In any event, having eaten Syrian food once, I seem to have as much power as President Obama when it comes to getting the Syrians to listen. For those wondering, Libya was on John Bolton’s list, too, but President Bush removed it when Libya, noticing the toppling of Saddam Hussein, dismantled its own nuclear weapons program unilaterally in late 2003 – much good that did now that cruise missiles are raining down upon it. Syria, by contrast, moved along with its own nuclear weapons program, which thanks to the N. Koreans had proceeded along and thanks to the Israelis, was destroyed in 2007. Obama still extended diplomatic relations.
The lesson for the Middle East tyrants then is pretty clear when dealing with liberal presidents: Build nukes and kill your own citizens – unless the French say you can’t. If you do kill your own civilians, expect us to give you a very strong talking to – we might even write a letter complaining about your decision to arrest two Americans.

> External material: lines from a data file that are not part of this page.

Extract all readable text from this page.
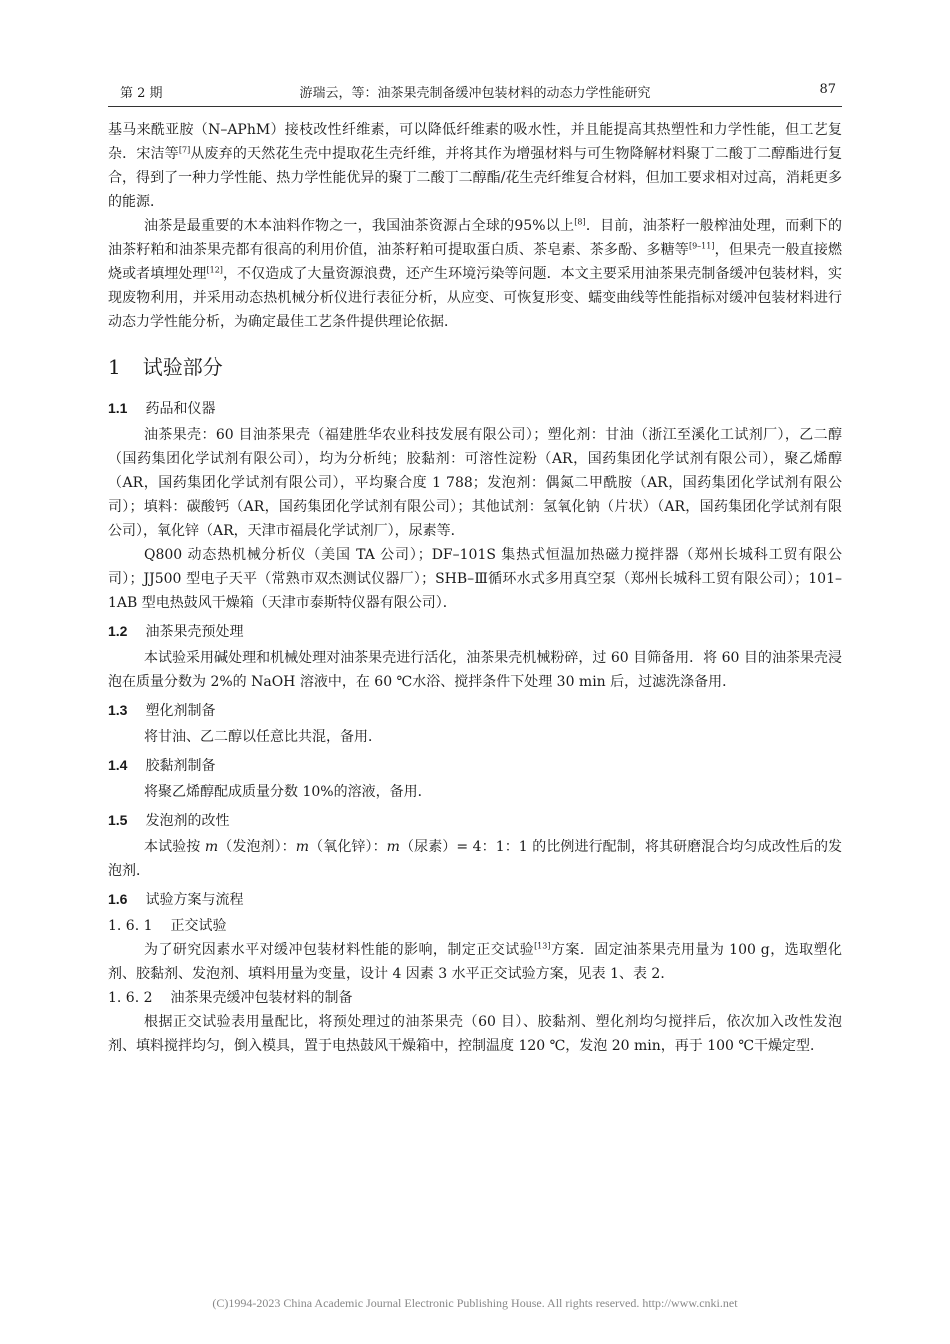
第 2 期	游瑞云，等：油茶果壳制备缓冲包装材料的动态力学性能研究	87

基马来酰亚胺（N–APhM）接枝改性纤维素，可以降低纤维素的吸水性，并且能提高其热塑性和力学性能，但工艺复杂．宋洁等[7]从废弃的天然花生壳中提取花生壳纤维，并将其作为增强材料与可生物降解材料聚丁二酸丁二醇酯进行复合，得到了一种力学性能、热力学性能优异的聚丁二酸丁二醇酯/花生壳纤维复合材料，但加工要求相对过高，消耗更多的能源．

油茶是最重要的木本油料作物之一，我国油茶资源占全球的95%以上[8]．目前，油茶籽一般榨油处理，而剩下的油茶籽粕和油茶果壳都有很高的利用价值，油茶籽粕可提取蛋白质、茶皂素、茶多酚、多糖等[9–11]，但果壳一般直接燃烧或者填埋处理[12]，不仅造成了大量资源浪费，还产生环境污染等问题．本文主要采用油茶果壳制备缓冲包装材料，实现废物利用，并采用动态热机械分析仪进行表征分析，从应变、可恢复形变、蠕变曲线等性能指标对缓冲包装材料进行动态力学性能分析，为确定最佳工艺条件提供理论依据．

1 试验部分
1.1 药品和仪器

油茶果壳：60 目油茶果壳（福建胜华农业科技发展有限公司）；塑化剂：甘油（浙江至溪化工试剂厂），乙二醇（国药集团化学试剂有限公司），均为分析纯；胶黏剂：可溶性淀粉（AR，国药集团化学试剂有限公司），聚乙烯醇（AR，国药集团化学试剂有限公司），平均聚合度 1 788；发泡剂：偶氮二甲酰胺（AR，国药集团化学试剂有限公司）；填料：碳酸钙（AR，国药集团化学试剂有限公司）；其他试剂：氢氧化钠（片状）（AR，国药集团化学试剂有限公司），氧化锌（AR，天津市福晨化学试剂厂），尿素等．

Q800 动态热机械分析仪（美国 TA 公司）；DF–101S 集热式恒温加热磁力搅拌器（郑州长城科工贸有限公司）；JJ500 型电子天平（常熟市双杰测试仪器厂）；SHB–Ⅲ循环水式多用真空泵（郑州长城科工贸有限公司）；101–1AB 型电热鼓风干燥箱（天津市泰斯特仪器有限公司）．

1.2 油茶果壳预处理

本试验采用碱处理和机械处理对油茶果壳进行活化，油茶果壳机械粉碎，过 60 目筛备用．将 60 目的油茶果壳浸泡在质量分数为 2%的 NaOH 溶液中，在 60 ℃水浴、搅拌条件下处理 30 min 后，过滤洗涤备用．

1.3 塑化剂制备

将甘油、乙二醇以任意比共混，备用．

1.4 胶黏剂制备

将聚乙烯醇配成质量分数 10%的溶液，备用．

1.5 发泡剂的改性

本试验按 m（发泡剂）：m（氧化锌）：m（尿素）= 4：1：1 的比例进行配制，将其研磨混合均匀成改性后的发泡剂．

1.6 试验方案与流程
1. 6. 1 正交试验

为了研究因素水平对缓冲包装材料性能的影响，制定正交试验[13]方案．固定油茶果壳用量为 100 g，选取塑化剂、胶黏剂、发泡剂、填料用量为变量，设计 4 因素 3 水平正交试验方案，见表 1、表 2．

1. 6. 2 油茶果壳缓冲包装材料的制备

根据正交试验表用量配比，将预处理过的油茶果壳（60 目）、胶黏剂、塑化剂均匀搅拌后，依次加入改性发泡剂、填料搅拌均匀，倒入模具，置于电热鼓风干燥箱中，控制温度 120 ℃，发泡 20 min，再于 100 ℃干燥定型．

(C)1994-2023 China Academic Journal Electronic Publishing House. All rights reserved. http://www.cnki.net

That is, unless you have absolutely no interest to us, have given up your nuclear weapons program, stopped supporting terrorism, and compensated victims of your past terrorist acts. In that case, you will be bombed. It’s how we now say thanks in America. Unlike President Bush who spent over a year trying to persuade Congress about attacking Iraq, we won’t give you advance warning so you can move all of your money and WMDs into another country.
I know that I should cut the Syrian ambassador some slack. After all, he’s a blogger, too! But I won’t. Bloggers don’t let bloggers execute civilians. Still, he is in my Google reader. That’s where I found this little ditty: “For us in Syria, the fall of Husni Mubarak signifies the fall of the Camp David regime. Or let’s hope this would be the case.”
He might be right. The Camp David accords were what kept the peace between Egypt and Israel. With them gone, at least one Egyptian moderate – and a possible future prime minister – says that Egypt’s relations with Israel won’t be so friendly anymore. It might require a “rethinking” — which in the Middle East is almost never a good sign.
I wonder, if Syria falls, will that signal the preeminence of Iran? With Syria as the subtle knife that helps fund the Iranian attack on Israel, why not cut out the middle men?